Everyone is talking about “big data” – the use of massive quantities of information to analyze everything from the weather to the concentration of matter in the universe. For several years, economists have been getting into the big data act, too. One example is nowcasting – using vast arrays of electronic data to assess the current state of the economy ("now”) rather than waiting for official data and its inevitable delays.  In addition, with the help of computer scientists, they have been collecting price data from the web.  Then there is Google Trends, used to track everything from unemployment to flu epidemics – with varying degrees of accuracy! 

It doesn’t take much imagination to think of ways to use more and more data to track economic activity more and more accurately.  Presumably, we could use the billions of noncash payment transactions – credit card, debit card, automated clearing house (ACH), etc. – to track virtually any sort of activity we might want at even a daily frequency.  Would it be worth it? The jury is still out.

Let’s focus on GDP, where revisions to preliminary estimates tend to be quite large.  Unfortunately, it’s questionable whether big data can help us to anticipate these revisions.  There are various reasons for this. Some of the data that we would need – such as measures of income and corporate profits – are only available with a substantial lag. For example, tax information for the economy as a whole is produced with a lag of roughly two years. In addition, because the composition of the economy changes, we would have to wait for the periodic surveys conducted by government statisticians (such as the business census) to weight all this information together properly.

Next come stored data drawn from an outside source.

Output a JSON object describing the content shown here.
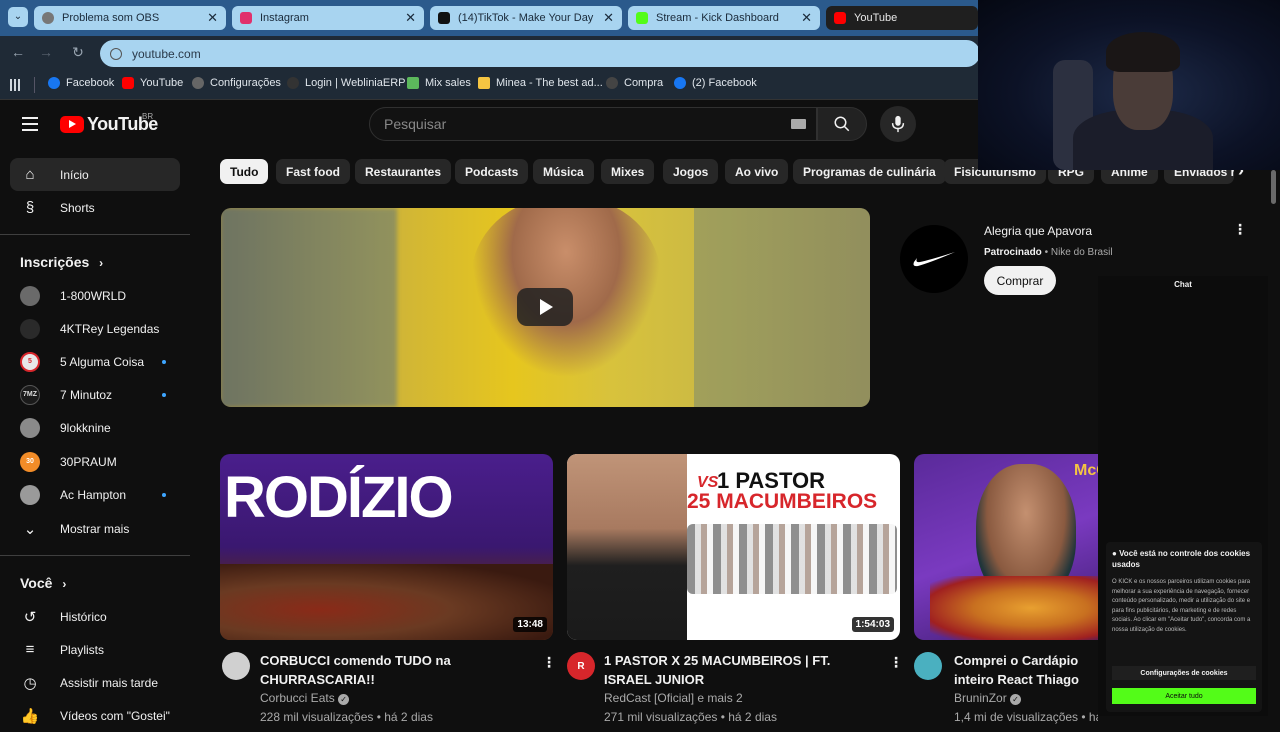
{
  "browser": {
    "tabs": [
      {
        "label": "Problema som OBS",
        "color": "#777777"
      },
      {
        "label": "Instagram",
        "color": "#e1306c"
      },
      {
        "label": "(14)TikTok - Make Your Day",
        "color": "#111111"
      },
      {
        "label": "Stream - Kick Dashboard",
        "color": "#53fc18"
      },
      {
        "label": "YouTube",
        "color": "#ff0000"
      }
    ],
    "url": "youtube.com",
    "bookmarks": [
      {
        "label": "Facebook",
        "color": "#1877f2"
      },
      {
        "label": "YouTube",
        "color": "#ff0000"
      },
      {
        "label": "Configurações",
        "color": "#666666"
      },
      {
        "label": "Login | WebliniaERP",
        "color": "#333333"
      },
      {
        "label": "Mix sales",
        "color": "#5cb85c"
      },
      {
        "label": "Minea - The best ad...",
        "color": "#f5c542"
      },
      {
        "label": "Compra",
        "color": "#444444"
      },
      {
        "label": "(2) Facebook",
        "color": "#1877f2"
      }
    ]
  },
  "youtube": {
    "logo_text": "YouTube",
    "country_code": "BR",
    "search_placeholder": "Pesquisar",
    "sidebar": {
      "main": [
        {
          "label": "Início",
          "icon": "home-icon"
        },
        {
          "label": "Shorts",
          "icon": "shorts-icon"
        }
      ],
      "subscriptions_title": "Inscrições",
      "subscriptions": [
        {
          "label": "1-800WRLD",
          "color": "#6a6a6a",
          "initials": "",
          "new": false
        },
        {
          "label": "4KTRey Legendas",
          "color": "#2a2a2a",
          "initials": "",
          "new": false
        },
        {
          "label": "5 Alguma Coisa",
          "color": "#e8e8e8",
          "initials": "5",
          "new": true
        },
        {
          "label": "7 Minutoz",
          "color": "#1a1a1a",
          "initials": "7MZ",
          "new": true
        },
        {
          "label": "9lokknine",
          "color": "#8a8a8a",
          "initials": "",
          "new": false
        },
        {
          "label": "30PRAUM",
          "color": "#f28c28",
          "initials": "30",
          "new": false
        },
        {
          "label": "Ac Hampton",
          "color": "#9a9a9a",
          "initials": "",
          "new": true
        }
      ],
      "show_more": "Mostrar mais",
      "you_title": "Você",
      "you": [
        {
          "label": "Histórico",
          "icon": "history-icon"
        },
        {
          "label": "Playlists",
          "icon": "playlists-icon"
        },
        {
          "label": "Assistir mais tarde",
          "icon": "watch-later-icon"
        },
        {
          "label": "Vídeos com \"Gostei\"",
          "icon": "liked-icon"
        }
      ]
    },
    "chips": [
      "Tudo",
      "Fast food",
      "Restaurantes",
      "Podcasts",
      "Música",
      "Mixes",
      "Jogos",
      "Ao vivo",
      "Programas de culinária",
      "Fisiculturismo",
      "RPG",
      "Anime",
      "Enviados r"
    ],
    "ad": {
      "title": "Alegria que Apavora",
      "sponsored": "Patrocinado",
      "advertiser": "Nike do Brasil",
      "cta": "Comprar"
    },
    "videos": [
      {
        "title": "CORBUCCI comendo TUDO na CHURRASCARIA!!",
        "channel": "Corbucci Eats",
        "meta": "228 mil visualizações • há 2 dias",
        "duration": "13:48",
        "thumb_text": "RODÍZIO",
        "avatar_color": "#d0d0d0"
      },
      {
        "title": "1 PASTOR X 25 MACUMBEIROS | FT. ISRAEL JUNIOR",
        "channel": "RedCast [Oficial] e mais 2",
        "meta": "271 mil visualizações • há 2 dias",
        "duration": "1:54:03",
        "thumb_text": "1 PASTOR",
        "thumb_text2": "25 MACUMBEIROS",
        "thumb_vs": "VS",
        "avatar_color": "#d7262b",
        "avatar_letter": "R"
      },
      {
        "title": "Comprei o Cardápio inteiro React Thiago Quatroque",
        "channel": "BruninZor",
        "meta": "1,4 mi de visualizações • há",
        "duration": "",
        "thumb_text": "McCa",
        "avatar_color": "#4ab0c0"
      }
    ]
  },
  "overlay": {
    "chat_title": "Chat",
    "cookie_title": "Você está no controle dos cookies usados",
    "cookie_body": "O KICK e os nossos parceiros utilizam cookies para melhorar a sua experiência de navegação, fornecer conteúdo personalizado, medir a utilização do site e para fins publicitários, de marketing e de redes sociais. Ao clicar em \"Aceitar tudo\", concorda com a nossa utilização de cookies.",
    "cookie_settings": "Configurações de cookies",
    "cookie_accept": "Aceitar tudo"
  }
}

Another difficulty arises from the fact that the largest GDP revisions often occur in components like inventories and trade.  To anticipate these changes, firms would have to provide someone – presumably the government – with their supply chain information.  But that information is likely to be highly proprietary.

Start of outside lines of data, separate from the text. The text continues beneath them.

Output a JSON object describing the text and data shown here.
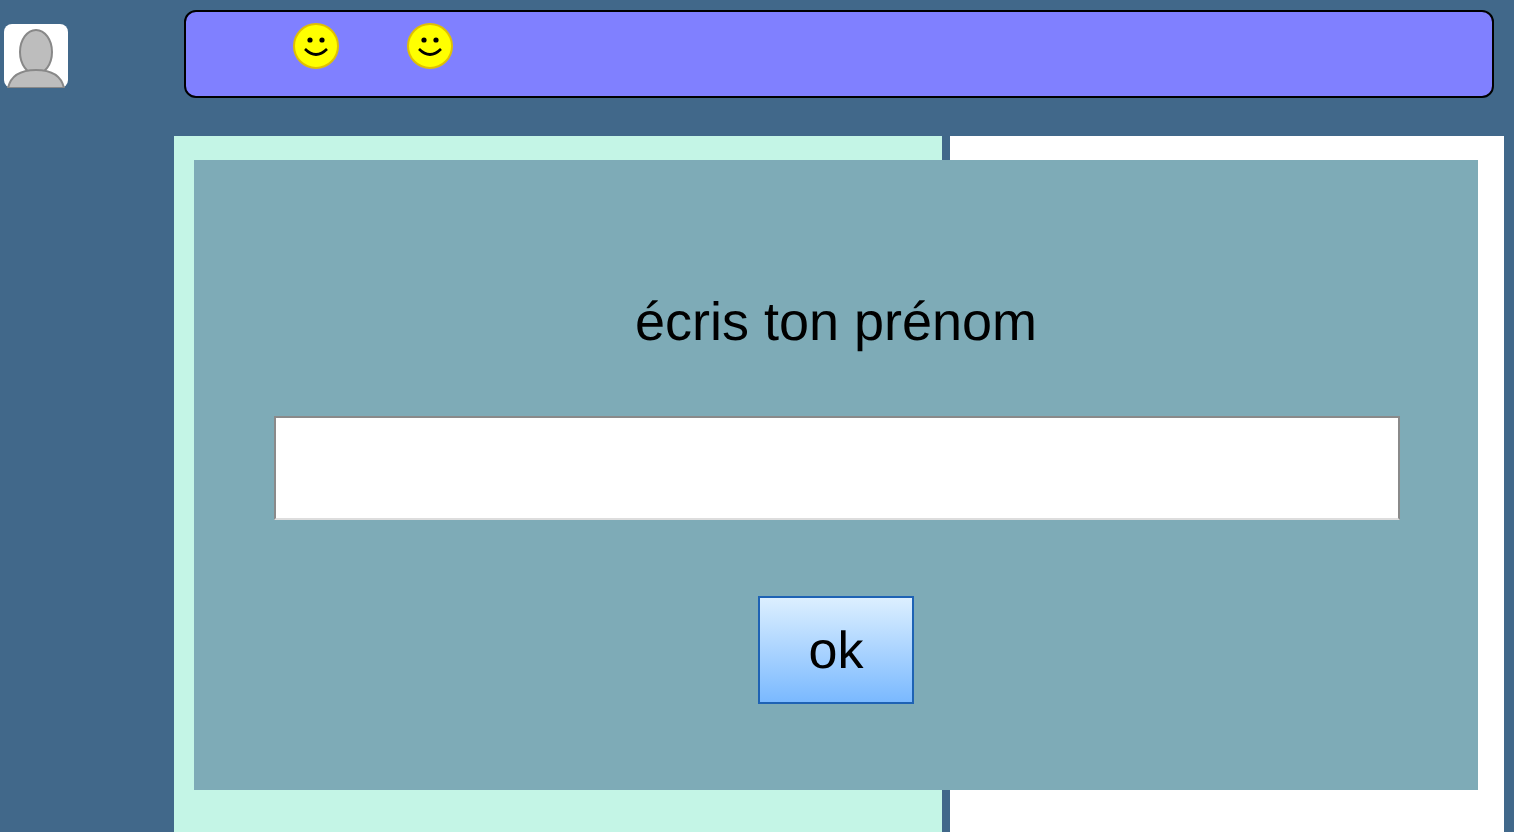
{
  "dialog": {
    "title": "écris ton prénom",
    "button": "ok"
  }
}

The largest revisions also tend to occur at what in retrospect turn out to be economic turning points – that is, the beginning of recessions and recoveries. These cyclical reversals affect investment spending more than consumer spending. For example, the biggest revision on record concerned the fourth quarter of 2008 – just after the Lehman debacle – when by mid-2011 we knew that the economy had plunged by -8.9% (at an annual rate), rather than the initial estimate of a -3.8% (annual rate) drop reported in early 2009. The revision to investment, which constitutes only 15% of GDP, accounted for nearly 90% of the GDP revision.

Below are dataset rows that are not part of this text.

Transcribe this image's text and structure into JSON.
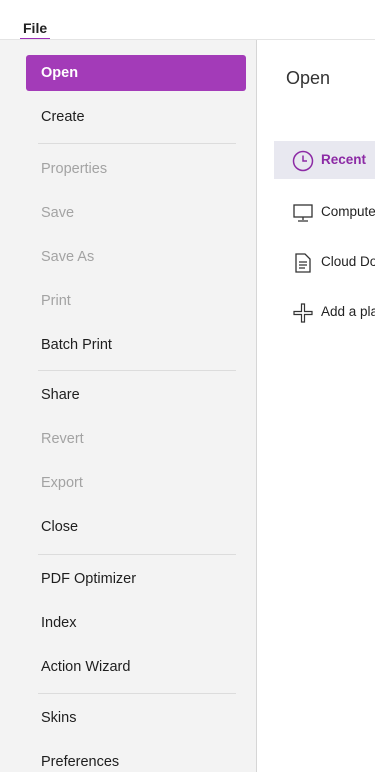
{
  "header": {
    "file_tab": "File"
  },
  "sidebar": {
    "items": [
      {
        "label": "Open",
        "state": "active"
      },
      {
        "label": "Create",
        "state": "enabled"
      },
      {
        "label": "Properties",
        "state": "disabled"
      },
      {
        "label": "Save",
        "state": "disabled"
      },
      {
        "label": "Save As",
        "state": "disabled"
      },
      {
        "label": "Print",
        "state": "disabled"
      },
      {
        "label": "Batch Print",
        "state": "enabled"
      },
      {
        "label": "Share",
        "state": "enabled"
      },
      {
        "label": "Revert",
        "state": "disabled"
      },
      {
        "label": "Export",
        "state": "disabled"
      },
      {
        "label": "Close",
        "state": "enabled"
      },
      {
        "label": "PDF Optimizer",
        "state": "enabled"
      },
      {
        "label": "Index",
        "state": "enabled"
      },
      {
        "label": "Action Wizard",
        "state": "enabled"
      },
      {
        "label": "Skins",
        "state": "enabled"
      },
      {
        "label": "Preferences",
        "state": "enabled"
      }
    ]
  },
  "main": {
    "title": "Open",
    "locations": [
      {
        "label": "Recent",
        "icon": "clock-icon",
        "selected": true
      },
      {
        "label": "Computer",
        "icon": "monitor-icon",
        "selected": false
      },
      {
        "label": "Cloud Documents",
        "icon": "document-icon",
        "selected": false
      },
      {
        "label": "Add a place",
        "icon": "plus-icon",
        "selected": false
      }
    ]
  },
  "colors": {
    "accent": "#a33bb8",
    "accent_text": "#8c2aa5",
    "sidebar_bg": "#f3f3f3"
  }
}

In theory, we might do better in the area of consumer spending, where credit card information allows us to track at a high frequency the pace and scale of outlays and pay stubs and government transfers offer guides to personal income. However, the collectors of that information also must safeguard the privacy of their clients – both the vendors and the spenders. In practice, there is no evidence that the intermediaries receiving this information produce better economic nowcasts or forecasts.

And yet, if we examine the early GDP estimates themselves, we see that their accuracy has improved over time. For example, assuming that we know the “true” GDP in any period five years later, then we can compare preliminary estimates of growth rates to those that are published five years later.  For example, we can analyze the growth rate in the first quarter of 2009 that was reported during 2009 with the growth rate reported in 2014.  Looking at the data in this way, we see that the scale of the revisions has trended down over the last decade. What we don’t know is whether this trend reflects better measurement, or whether the reduced volatility of the economy from the mid-1980s until 2007 made it easier to measure GDP even with the limited information that is initially available for the preliminary estimate.

Our conclusion: The burden of proof is on the big-data proponents to demonstrate that collecting lots of small pieces of data will give us a faster, more accurate big picture of the economy. We’re not really from Missouri, but you’ll still have to show us.